By drawing maps, even of tiny parts of our planet, we are digesting a nearly infinite number of data points and including a miniscule fraction of ones that help us make sense of the whole. I have seen maps that have helped me on my travels that show tiny lines representing fifty foot wide roads as a line, but if you drew that line to scale on the planet, it would be miles across.I have seen representations of the shoreline of a multitude of lakes that eliminate many of my favorite peninsulas and points as well as flooding many of my favorite places to camp along the shore. Even the weather maps that I see nearly daily tell me things that I know not to be true, even the most accurate doppler radar shows shadows and echoes that are not really weather, but the illusion of weather. discreet data points cannot show patterns, qualities of energy that our devices are not calibrated to, smells or the hospitality index of certain places. I have seen maps of energy centers. In fact, I have drawn them, but the crystal clear vision of the world that we think maps can give us are a vague representation of the places we live our lives.

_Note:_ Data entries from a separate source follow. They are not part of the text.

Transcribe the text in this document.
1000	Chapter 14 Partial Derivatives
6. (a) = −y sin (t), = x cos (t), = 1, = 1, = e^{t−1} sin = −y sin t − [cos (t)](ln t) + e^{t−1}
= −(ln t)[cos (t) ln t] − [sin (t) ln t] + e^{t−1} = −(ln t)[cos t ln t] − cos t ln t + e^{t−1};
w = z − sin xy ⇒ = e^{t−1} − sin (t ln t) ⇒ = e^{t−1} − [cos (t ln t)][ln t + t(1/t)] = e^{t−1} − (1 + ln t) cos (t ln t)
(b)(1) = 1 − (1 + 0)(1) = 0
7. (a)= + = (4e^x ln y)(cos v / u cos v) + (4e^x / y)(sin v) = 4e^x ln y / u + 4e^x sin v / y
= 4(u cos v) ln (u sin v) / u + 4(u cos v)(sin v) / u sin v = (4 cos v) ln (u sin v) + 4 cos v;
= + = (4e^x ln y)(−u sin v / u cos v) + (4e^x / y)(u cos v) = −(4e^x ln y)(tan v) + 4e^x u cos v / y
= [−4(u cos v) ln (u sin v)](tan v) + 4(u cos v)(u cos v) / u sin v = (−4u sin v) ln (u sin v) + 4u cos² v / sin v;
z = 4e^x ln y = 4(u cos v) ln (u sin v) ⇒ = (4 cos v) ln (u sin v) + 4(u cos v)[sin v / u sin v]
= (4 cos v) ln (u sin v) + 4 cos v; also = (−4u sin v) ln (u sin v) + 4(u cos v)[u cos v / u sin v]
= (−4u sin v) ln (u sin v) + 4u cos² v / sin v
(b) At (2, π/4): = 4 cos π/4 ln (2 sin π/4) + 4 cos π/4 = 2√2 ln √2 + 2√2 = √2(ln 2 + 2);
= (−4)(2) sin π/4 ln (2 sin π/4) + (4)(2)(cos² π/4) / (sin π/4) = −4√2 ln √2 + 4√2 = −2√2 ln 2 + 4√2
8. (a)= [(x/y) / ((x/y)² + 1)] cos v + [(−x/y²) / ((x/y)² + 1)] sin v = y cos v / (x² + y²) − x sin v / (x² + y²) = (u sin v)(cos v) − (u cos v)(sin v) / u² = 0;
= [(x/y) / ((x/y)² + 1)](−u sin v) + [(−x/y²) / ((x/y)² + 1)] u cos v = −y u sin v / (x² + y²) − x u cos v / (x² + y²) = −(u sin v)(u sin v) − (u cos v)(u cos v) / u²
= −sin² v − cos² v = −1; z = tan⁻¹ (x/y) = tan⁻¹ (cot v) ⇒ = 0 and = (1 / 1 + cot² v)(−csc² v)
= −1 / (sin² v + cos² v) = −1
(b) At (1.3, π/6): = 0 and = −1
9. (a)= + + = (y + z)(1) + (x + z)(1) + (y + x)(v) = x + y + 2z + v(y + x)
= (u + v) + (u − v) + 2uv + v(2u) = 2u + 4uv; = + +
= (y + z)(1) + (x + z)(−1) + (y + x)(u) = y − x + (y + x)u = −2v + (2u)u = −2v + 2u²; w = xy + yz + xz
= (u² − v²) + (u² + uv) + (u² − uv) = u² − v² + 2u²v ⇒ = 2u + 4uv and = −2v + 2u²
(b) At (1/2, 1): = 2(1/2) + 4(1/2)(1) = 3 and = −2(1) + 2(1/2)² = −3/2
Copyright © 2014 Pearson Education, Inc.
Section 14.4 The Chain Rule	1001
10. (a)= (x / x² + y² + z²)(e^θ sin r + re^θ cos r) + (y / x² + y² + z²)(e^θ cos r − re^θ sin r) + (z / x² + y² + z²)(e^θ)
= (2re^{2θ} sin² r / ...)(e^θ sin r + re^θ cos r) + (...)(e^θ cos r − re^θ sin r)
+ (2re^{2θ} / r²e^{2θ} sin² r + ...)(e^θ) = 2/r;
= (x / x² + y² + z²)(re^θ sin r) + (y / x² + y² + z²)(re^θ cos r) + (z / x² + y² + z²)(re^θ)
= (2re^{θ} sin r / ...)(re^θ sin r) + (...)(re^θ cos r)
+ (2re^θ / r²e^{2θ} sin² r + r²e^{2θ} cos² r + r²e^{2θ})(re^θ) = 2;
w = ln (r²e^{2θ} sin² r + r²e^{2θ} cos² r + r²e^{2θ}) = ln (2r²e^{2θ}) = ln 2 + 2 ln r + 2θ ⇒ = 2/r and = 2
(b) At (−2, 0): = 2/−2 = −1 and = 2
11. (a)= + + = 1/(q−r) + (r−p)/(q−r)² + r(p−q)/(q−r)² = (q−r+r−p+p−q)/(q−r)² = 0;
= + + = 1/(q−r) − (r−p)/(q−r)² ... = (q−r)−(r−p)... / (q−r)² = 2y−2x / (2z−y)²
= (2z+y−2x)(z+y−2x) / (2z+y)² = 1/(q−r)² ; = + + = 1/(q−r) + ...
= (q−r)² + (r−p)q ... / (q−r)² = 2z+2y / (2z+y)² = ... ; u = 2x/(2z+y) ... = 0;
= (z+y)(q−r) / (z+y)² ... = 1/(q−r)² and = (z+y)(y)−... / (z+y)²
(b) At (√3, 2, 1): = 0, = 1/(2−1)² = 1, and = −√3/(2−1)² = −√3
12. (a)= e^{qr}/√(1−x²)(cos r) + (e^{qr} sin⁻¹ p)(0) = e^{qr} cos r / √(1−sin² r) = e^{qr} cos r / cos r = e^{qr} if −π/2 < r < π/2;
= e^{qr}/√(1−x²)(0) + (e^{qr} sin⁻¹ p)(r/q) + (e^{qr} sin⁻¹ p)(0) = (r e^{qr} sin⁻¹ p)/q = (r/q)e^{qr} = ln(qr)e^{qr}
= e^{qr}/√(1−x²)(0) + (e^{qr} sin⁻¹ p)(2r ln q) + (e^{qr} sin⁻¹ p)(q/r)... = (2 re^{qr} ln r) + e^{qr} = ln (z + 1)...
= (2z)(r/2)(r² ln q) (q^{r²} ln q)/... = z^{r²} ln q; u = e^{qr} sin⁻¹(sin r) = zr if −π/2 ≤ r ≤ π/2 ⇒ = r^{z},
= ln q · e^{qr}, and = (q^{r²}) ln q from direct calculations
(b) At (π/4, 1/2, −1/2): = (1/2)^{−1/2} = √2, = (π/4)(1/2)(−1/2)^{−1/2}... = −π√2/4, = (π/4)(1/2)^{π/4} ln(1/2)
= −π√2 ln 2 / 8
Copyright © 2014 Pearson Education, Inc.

Like the stick figures that children draw, our maps can only be schematic and without putting ourselves into the environment around us, we may never know where we actually are in relation to Mother Earth. I have met kayakers who told me that they had to leave Wisconsin because they knew all the rivers too well. It was no longer interesting for them to shoot the rapids that they had come to know. I still contend that they had not actually "seen" a single one. From their point of view, moving with the current, their intimate map of each river only had the good put ins, deep water, quiet water, drop offs, the giant boulders, dangerous rocks, the haystacks and the long tongues of flow in them. Had they only dipped a few worms or a few flies into the stream, their map may have contained musky, trout or salmon, pike, gar and carp.
I am always interested to learn about the planet we call home. I am open to the ways in which each of us sees the world, but the more I learn about the places that we inhabit, as well as the ones we have left wild, I understand evermore exquisitely that the maps we carry in our minds are uniquely our own. ECO-Tours are designed to help us realize our limited perception and develop our ability to imagine what our planet could become if we just paid it a little more attention.